Looking to the future
Directly replacing employees is looking backwards. Succession planning is all about looking forwards. Often, businesses mistakenly believe that succession planning is only relevant at the executive levels of an organisation, but to support the flatter structures and cross-team set-up of future workplaces, this thinking needs to be reversed. To enable rapid response and optimum delivery, it is equally if not more important to implement a plan at the lower levels. 

There are several key considerations for businesses to take into account when putting succession planning into place, such as how a more flexible structure will support business outcomes, how skills can be leveraged to deliver future outcomes, where current skills shortages lie and which skills will be required in the near future. By utilising HRIS and employee engagement platforms, businesses can better identify which key jobs need to be filled, whether the skills that are needed can be fulfilled by an existing employee, and whether that existing employee might be prepared to take on a new role to fit with the businesses changing needs.

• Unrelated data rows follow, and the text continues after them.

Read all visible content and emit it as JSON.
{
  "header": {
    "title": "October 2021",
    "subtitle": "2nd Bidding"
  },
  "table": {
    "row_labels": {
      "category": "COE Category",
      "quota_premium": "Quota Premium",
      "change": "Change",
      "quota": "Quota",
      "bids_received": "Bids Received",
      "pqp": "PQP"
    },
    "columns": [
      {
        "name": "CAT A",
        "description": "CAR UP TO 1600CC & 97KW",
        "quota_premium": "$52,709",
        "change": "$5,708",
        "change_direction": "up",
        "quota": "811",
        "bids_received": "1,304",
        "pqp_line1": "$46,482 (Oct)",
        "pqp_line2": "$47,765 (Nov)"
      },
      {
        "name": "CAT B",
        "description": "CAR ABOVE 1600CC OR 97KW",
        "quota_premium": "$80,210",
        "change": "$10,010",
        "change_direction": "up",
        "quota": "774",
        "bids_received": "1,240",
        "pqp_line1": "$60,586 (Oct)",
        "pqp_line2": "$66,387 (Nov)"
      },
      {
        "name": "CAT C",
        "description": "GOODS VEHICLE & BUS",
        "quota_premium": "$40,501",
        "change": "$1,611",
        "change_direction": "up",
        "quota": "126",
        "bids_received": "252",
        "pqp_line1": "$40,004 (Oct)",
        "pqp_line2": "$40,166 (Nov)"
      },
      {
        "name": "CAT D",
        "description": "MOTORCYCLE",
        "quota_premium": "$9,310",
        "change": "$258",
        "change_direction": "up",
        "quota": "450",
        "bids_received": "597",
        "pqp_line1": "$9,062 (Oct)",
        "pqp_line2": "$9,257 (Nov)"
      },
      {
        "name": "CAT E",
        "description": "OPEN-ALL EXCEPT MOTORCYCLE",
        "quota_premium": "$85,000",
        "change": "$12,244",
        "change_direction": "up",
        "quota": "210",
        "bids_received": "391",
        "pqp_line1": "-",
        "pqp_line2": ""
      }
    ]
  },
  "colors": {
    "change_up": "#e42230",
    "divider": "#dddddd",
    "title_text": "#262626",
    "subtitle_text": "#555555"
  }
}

Increasingly, the rigid, traditional team hierarchies of workplaces gone by are no longer fit for purpose – and embracing a new kind of structure that provides flexibility and adaptability will help businesses future-proof themselves. By adapting and flexing in line with shifting requirements, businesses can leverage HRIS and employee engagement platforms to their advantage – recognising skills gaps ahead of time, but also identifying opportunities for existing workers to step into the breach. The future of work will bring more project teams, flatter structures and tours of duty, and as such, businesses must plan ahead if they want to avoid putting the future of their business at risk. Without succession planning, organisations will not be prepared for the changes in the external environment – so to be successful, adopting this approach is essential. And of course, in a working world that is governed by ROI, investing in this new way of thinking will pay dividends in years to come.